Moneycorp's trading floor in Knightsbridge

Moneycorp's trading floor in Knightsbridge

As sterling sunk to a record low against the euro this week, foreign exchange specialist Moneycorp warned the trade that the situation could worsen before it gets better.

The pound was registering at €1.24 as freshinfo went to press. Edward King, a foreign exchange dealer at Moneycorp’s Knightsbridge office, told freshinfo: “The pound has weakened by 17 per cent against the euro in the last 12 months, and that comes straight off the bottom line of UK importers.

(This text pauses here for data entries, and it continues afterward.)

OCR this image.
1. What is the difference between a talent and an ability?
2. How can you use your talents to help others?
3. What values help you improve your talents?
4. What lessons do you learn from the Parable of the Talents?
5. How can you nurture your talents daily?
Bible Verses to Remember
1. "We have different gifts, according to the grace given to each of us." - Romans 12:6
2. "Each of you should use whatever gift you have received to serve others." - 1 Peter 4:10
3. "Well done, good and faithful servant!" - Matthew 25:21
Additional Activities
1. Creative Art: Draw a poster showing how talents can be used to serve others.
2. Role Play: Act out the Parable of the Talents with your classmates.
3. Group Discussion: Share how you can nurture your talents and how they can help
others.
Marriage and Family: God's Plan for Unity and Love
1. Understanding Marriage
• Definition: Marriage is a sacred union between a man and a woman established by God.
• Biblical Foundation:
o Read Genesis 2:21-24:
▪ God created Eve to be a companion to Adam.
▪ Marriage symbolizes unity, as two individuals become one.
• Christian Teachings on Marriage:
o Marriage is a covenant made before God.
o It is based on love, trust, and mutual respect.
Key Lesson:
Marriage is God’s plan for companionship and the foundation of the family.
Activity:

The obvious response is that firms try to renegotiate existing contracts and prices - which is inflationary.

“It is all part of the credit crunch,” he said. “The Bank of England interest rate dropped again last week, by a quarter per cent to five per cent, and foreign investors are wary of putting their money into a market where there is perceived instability.”

Interest rates in Europe are actually lower, but the general perception is that the market on the continent is more stable. “The general feeling is that the pound will weaken even more in the coming months, maybe as low as €1.16,” said King. “How this changes will depend on the European Central Bank (ECB), which is expected to cut its interest rates in the autumn or winter, after which the euro would inevitably fall.

The US dollar has recovered a little from its own low against sterling, and its performance in the next few months will have a bearing on the pound:euro equation. “The dollar has basically been weakening for seven years now,” said King. “It has come down from the $2 to the pound mark, to around $1.96, and that could drop further, which will impact on decision making in Europe.”

So what should fresh produce traders be doing to mitigate against the market fluctuation? “At this point, we are recommending to our clients that it is prudent to protect yourself against the potential fall to €1.20 or lower, by taking out forward contracts to hedge against that risk,” said King. “But the guidance is not to go too far ahead, as things should hopefully begin to improve if and when the ECB cuts its rates later in the year.”